When Korean stem cell researcher Woo-suk Hwang announced in 2005 that he had cloned 11 lines of patient-specific stem cells, the research community cheered. Media reports proclaimed that the feat would open up the world of stem cell transplants. But many scientists were excited for another reason: it meant they had a whole new toolbox to study human disease. Researchers could now search for new drug targets or test new therapies in a cell model that was potentially much more accurate than the standard tools.
No one has yet achieved this feat – Hwang’s stem cell lines turned out to be a fraud (see “Stem Cell Uncertainty”). But in the wake of that scandal, other researchers are revving up their efforts to create cloned stem cells. They say that, although cell transplants are an exciting possibility, a more immediate use for these cells will be as models to study human disease.
“You could make a stem cell line that has ALS or Parkinson’s, using DNA from a patient that really has the symptoms,” says Evan Snyder, director of the stem cells and regeneration program at the Burnham Institute in La Jolla, CA.
All existing stem cell lines were created from human embryos. Scientists can study how these cells develop into different cell types; but because researchers don’t know anything about the people who donated the eggs and sperm, they can’t link the behavior of the cells to a particular disease.
To create a cloned stem cell, scientists take the DNA from a human skin cell and insert it into an egg that has had its own DNA removed. The egg then starts dividing, and scientists can harvest stem cells a few days later.
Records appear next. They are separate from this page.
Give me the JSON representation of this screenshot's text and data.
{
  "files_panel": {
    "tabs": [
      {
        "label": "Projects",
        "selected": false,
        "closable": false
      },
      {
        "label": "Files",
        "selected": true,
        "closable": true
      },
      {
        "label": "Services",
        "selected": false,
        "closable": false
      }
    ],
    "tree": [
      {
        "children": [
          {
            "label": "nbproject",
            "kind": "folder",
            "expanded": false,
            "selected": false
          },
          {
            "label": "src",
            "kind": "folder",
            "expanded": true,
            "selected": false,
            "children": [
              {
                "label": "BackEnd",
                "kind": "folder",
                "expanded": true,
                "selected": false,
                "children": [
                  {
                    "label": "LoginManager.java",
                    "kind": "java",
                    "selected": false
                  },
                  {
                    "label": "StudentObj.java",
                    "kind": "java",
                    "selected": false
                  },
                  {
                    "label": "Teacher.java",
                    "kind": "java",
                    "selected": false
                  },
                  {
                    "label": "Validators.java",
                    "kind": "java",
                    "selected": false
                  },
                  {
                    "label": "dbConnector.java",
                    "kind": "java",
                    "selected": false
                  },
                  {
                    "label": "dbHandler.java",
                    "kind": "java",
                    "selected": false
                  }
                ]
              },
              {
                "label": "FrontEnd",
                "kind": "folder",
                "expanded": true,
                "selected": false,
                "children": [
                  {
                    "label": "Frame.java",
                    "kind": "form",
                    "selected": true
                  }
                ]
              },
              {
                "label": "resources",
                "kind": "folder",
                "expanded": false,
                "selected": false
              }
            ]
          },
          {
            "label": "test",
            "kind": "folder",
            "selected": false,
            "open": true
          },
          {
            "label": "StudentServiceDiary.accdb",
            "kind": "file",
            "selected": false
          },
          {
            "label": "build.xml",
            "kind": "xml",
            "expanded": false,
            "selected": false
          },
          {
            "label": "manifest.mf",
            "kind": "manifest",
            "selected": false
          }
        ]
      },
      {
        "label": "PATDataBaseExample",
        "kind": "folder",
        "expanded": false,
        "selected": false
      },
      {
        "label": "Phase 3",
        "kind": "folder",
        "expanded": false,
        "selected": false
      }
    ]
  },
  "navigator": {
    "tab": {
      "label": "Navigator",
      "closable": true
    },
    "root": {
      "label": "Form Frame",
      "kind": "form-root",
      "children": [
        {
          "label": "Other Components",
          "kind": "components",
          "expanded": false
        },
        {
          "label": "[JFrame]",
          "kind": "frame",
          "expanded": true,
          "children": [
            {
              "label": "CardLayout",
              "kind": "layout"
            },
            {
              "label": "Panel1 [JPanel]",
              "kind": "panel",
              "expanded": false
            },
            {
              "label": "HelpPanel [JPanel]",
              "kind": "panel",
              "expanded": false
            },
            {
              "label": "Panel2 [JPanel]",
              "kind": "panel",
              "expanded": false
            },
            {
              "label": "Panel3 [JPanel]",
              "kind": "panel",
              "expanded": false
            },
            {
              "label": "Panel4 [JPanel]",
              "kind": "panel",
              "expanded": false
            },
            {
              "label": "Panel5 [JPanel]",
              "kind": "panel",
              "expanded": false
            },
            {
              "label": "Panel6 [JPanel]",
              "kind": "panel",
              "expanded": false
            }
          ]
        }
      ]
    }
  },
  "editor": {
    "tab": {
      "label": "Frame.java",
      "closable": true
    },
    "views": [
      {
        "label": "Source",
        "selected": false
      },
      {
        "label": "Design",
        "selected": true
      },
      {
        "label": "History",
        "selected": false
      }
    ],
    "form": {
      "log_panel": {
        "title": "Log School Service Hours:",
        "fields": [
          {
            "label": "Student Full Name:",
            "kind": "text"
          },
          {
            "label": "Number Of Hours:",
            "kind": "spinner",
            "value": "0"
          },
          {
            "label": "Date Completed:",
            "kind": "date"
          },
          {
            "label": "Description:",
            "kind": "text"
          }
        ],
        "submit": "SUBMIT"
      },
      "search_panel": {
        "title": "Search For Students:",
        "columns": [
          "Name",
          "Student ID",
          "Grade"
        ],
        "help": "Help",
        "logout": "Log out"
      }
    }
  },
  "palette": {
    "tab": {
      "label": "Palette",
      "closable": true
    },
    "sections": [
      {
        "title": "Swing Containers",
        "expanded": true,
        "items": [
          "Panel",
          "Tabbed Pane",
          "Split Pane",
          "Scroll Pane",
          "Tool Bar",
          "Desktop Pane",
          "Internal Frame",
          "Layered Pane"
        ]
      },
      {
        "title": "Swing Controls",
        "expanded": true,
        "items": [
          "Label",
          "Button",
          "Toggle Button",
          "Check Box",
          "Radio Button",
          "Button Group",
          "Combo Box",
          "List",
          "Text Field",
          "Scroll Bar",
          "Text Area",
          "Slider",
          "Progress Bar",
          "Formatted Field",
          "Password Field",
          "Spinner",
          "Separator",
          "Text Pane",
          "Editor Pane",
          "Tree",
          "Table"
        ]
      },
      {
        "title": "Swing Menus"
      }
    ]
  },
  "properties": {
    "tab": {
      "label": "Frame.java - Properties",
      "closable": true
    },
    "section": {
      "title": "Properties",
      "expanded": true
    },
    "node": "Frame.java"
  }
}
Because the cells would be genetically identical to the patient whose DNA was used to create the cell, they will undergo some of the same molecular changes that underlie that patient’s disease.
Scientists can coax the cells to develop into the cell type damaged in a disease, such as dopamine neurons in Parkinson’s or insulin-producing cells in diabetes, and study the progression of the disease and the best ways to treat it.
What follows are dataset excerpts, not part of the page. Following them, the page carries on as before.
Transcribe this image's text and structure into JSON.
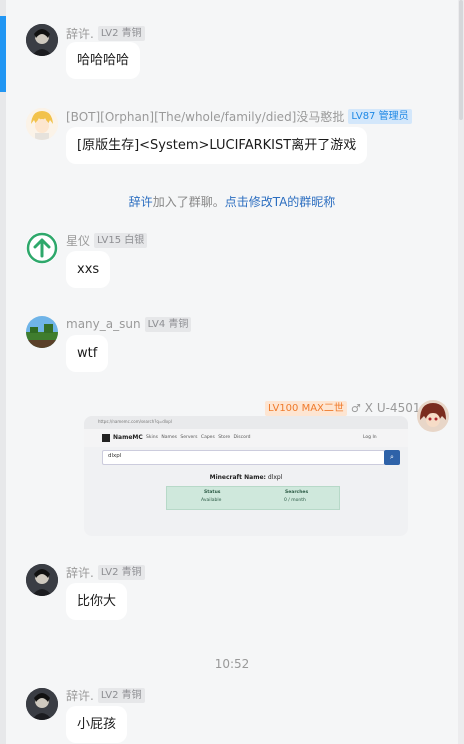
{
  "messages": [
    {
      "user": "辞许.",
      "badge": "LV2 青铜",
      "text": "哈哈哈哈"
    },
    {
      "user": "[BOT][Orphan][The/whole/family/died]没马憨批",
      "badge": "LV87 管理员",
      "text": "[原版生存]<System>LUCIFARKIST离开了游戏"
    },
    {
      "system_name": "辞许",
      "system_text": "加入了群聊。",
      "system_link": "点击修改TA的群昵称"
    },
    {
      "user": "星仪",
      "badge": "LV15 白银",
      "text": "xxs"
    },
    {
      "user": "many_a_sun",
      "badge": "LV4 青铜",
      "text": "wtf"
    },
    {
      "user": "X U-4501",
      "badge": "LV100 MAX二世",
      "gender_icon": "♂"
    },
    {
      "user": "辞许.",
      "badge": "LV2 青铜",
      "text": "比你大"
    },
    {
      "time": "10:52"
    },
    {
      "user": "辞许.",
      "badge": "LV2 青铜",
      "text": "小屁孩"
    }
  ],
  "screenshot": {
    "url": "https://namemc.com/search?q=dlxpl",
    "brand": "NameMC",
    "nav": "Skins  Names  Servers  Capes  Store  Discord",
    "login": "Log In",
    "search_value": "dlxpl",
    "result_label": "Minecraft Name:",
    "result_value": "dlxpl",
    "col1_header": "Status",
    "col1_value": "Available",
    "col2_header": "Searches",
    "col2_value": "0 / month"
  },
  "colors": {
    "accent": "#2196f3",
    "link": "#2c6ec0",
    "badge_admin": "#1e88e5",
    "badge_max": "#ef7a2b"
  },
  "icons": {
    "user1": "avatar-anime-dark",
    "bot": "avatar-anime-blonde",
    "xingyi": "up-arrow-circle-icon",
    "many_a_sun": "avatar-minecraft-landscape",
    "xu": "avatar-anime-red",
    "search": "search-icon"
  }
}
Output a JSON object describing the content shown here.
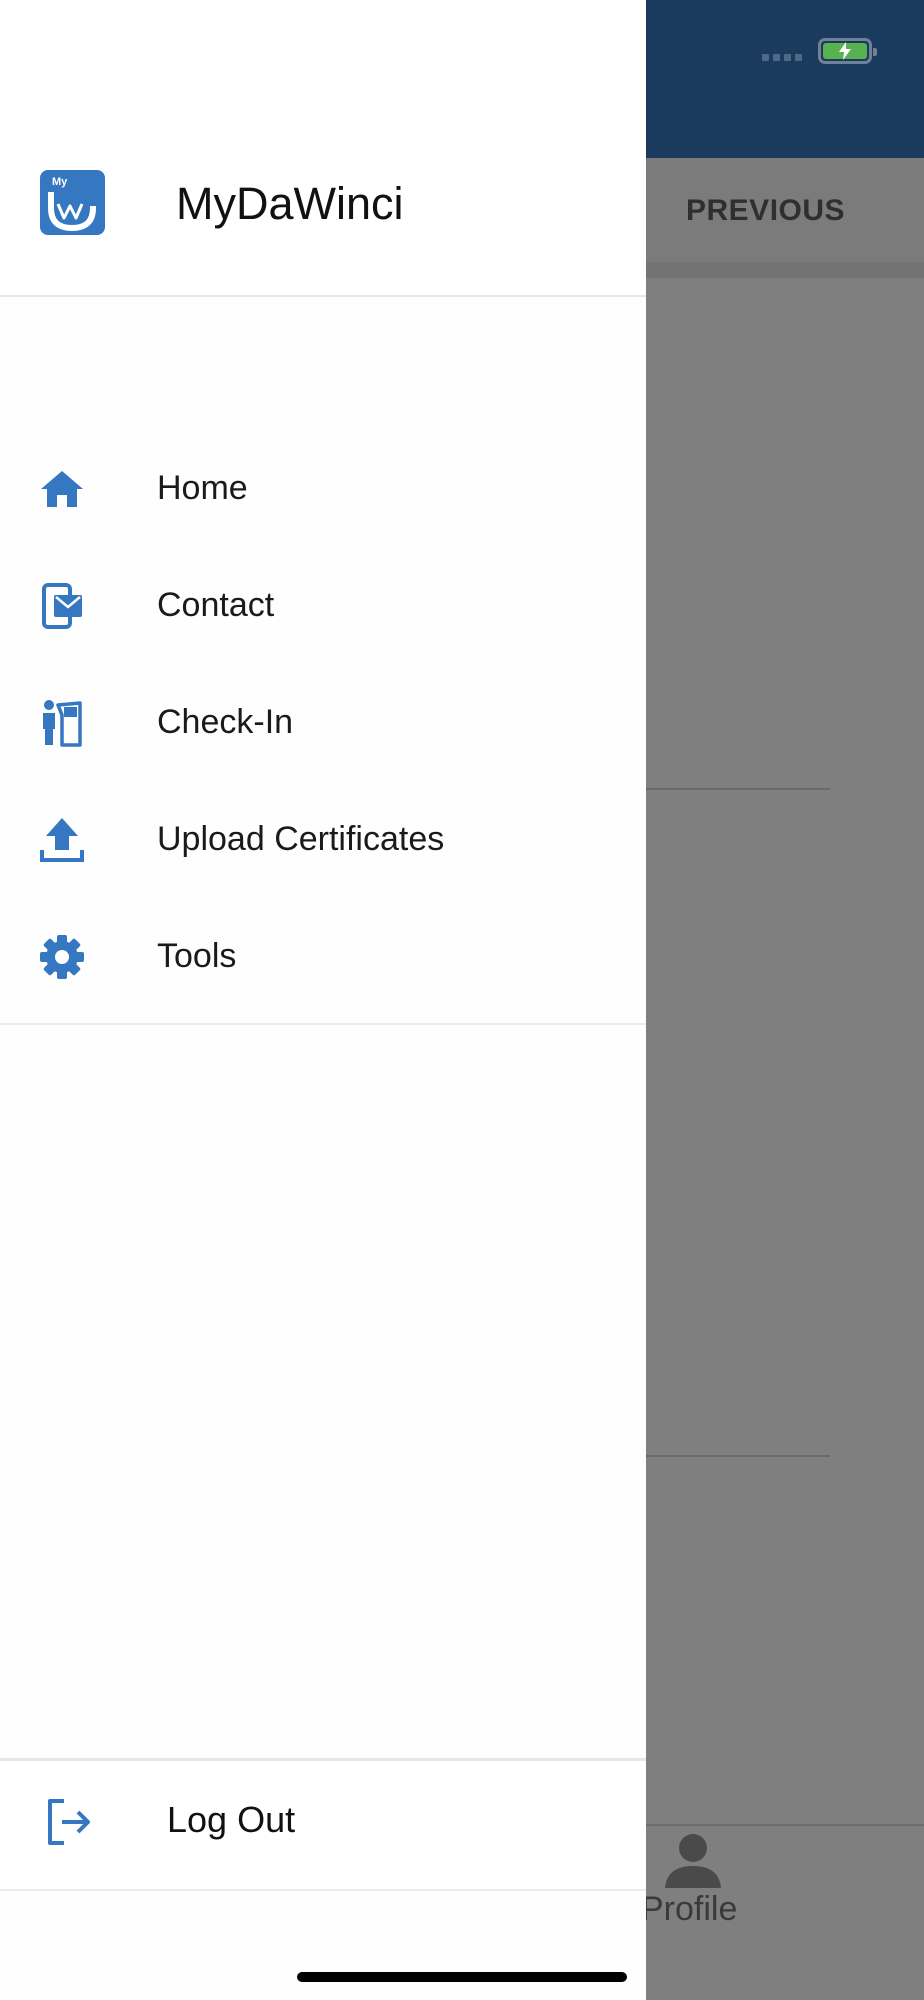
{
  "drawer": {
    "app_title": "MyDaWinci",
    "logo_text": "My",
    "items": [
      {
        "label": "Home",
        "icon": "home-icon"
      },
      {
        "label": "Contact",
        "icon": "contact-mail-icon"
      },
      {
        "label": "Check-In",
        "icon": "check-in-kiosk-icon"
      },
      {
        "label": "Upload Certificates",
        "icon": "upload-icon"
      },
      {
        "label": "Tools",
        "icon": "gear-icon"
      }
    ],
    "logout": {
      "label": "Log Out",
      "icon": "logout-icon"
    }
  },
  "background": {
    "tab_label": "PREVIOUS",
    "bottom_nav_label": "Profile"
  },
  "colors": {
    "accent": "#3577c1",
    "header": "#1a3a5e",
    "overlay": "#7f7f7f",
    "battery": "#58b24f"
  }
}
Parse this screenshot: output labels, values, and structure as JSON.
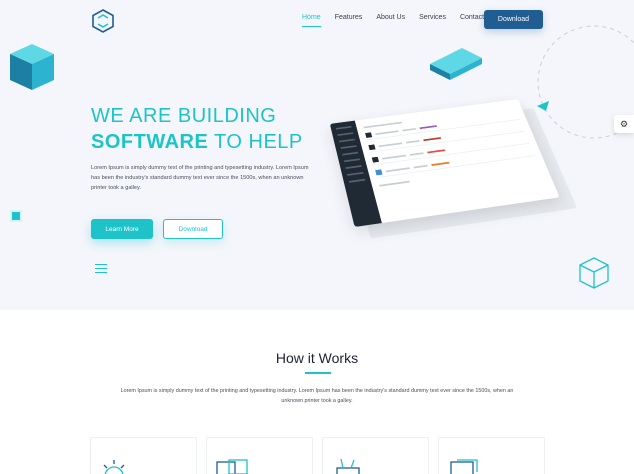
{
  "nav": {
    "items": [
      {
        "label": "Home",
        "active": true
      },
      {
        "label": "Features",
        "active": false
      },
      {
        "label": "About Us",
        "active": false
      },
      {
        "label": "Services",
        "active": false
      },
      {
        "label": "Contact",
        "active": false
      }
    ],
    "download_label": "Download"
  },
  "hero": {
    "headline_line1": "WE ARE BUILDING",
    "headline_bold": "SOFTWARE",
    "headline_rest": " TO HELP",
    "body": "Lorem Ipsum is simply dummy text of the printing and typesetting industry. Lorem Ipsum has been the industry's standard dummy text ever since the 1500s, when an unknown printer took a galley.",
    "learn_more_label": "Learn More",
    "download_label": "Download"
  },
  "how_it_works": {
    "title": "How it Works",
    "subtitle": "Lorem Ipsum is simply dummy text of the printing and typesetting industry. Lorem Ipsum has been the industry's standard dummy text ever since the 1500s, when an unknown printer took a galley."
  },
  "cards": [
    {
      "icon": "sun-icon"
    },
    {
      "icon": "browser-windows-icon"
    },
    {
      "icon": "design-tools-icon"
    },
    {
      "icon": "layers-icon"
    }
  ],
  "colors": {
    "accent": "#1ec3c9",
    "primary_button": "#1f5d93",
    "hero_background": "#f4f6fb"
  }
}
“Very often the animal models that exist for a particular disease really don’t authentically replicate what’s going on in a human,” says Snyder. “So if we have a treatment for mice, we don’t know if that will translate to treatment for humans.”
Unlike in most animal models, one of the major advantages of cloned stem cells is that scientists don’t need to know the exact genetic changes that underlie a particular disease, says Kevin Eggan, assistant professor of molecular and cellular biology at Harvard University, who plans to start human therapeutic cloning experiments as soon as he gets regulatory approval to study neurodegenerative diseases. These cells could be used to look for compounds and other factors that slow down or speed up the progression of the disease, he says. “You can replay development in the dish over and over under different environmental conditions.”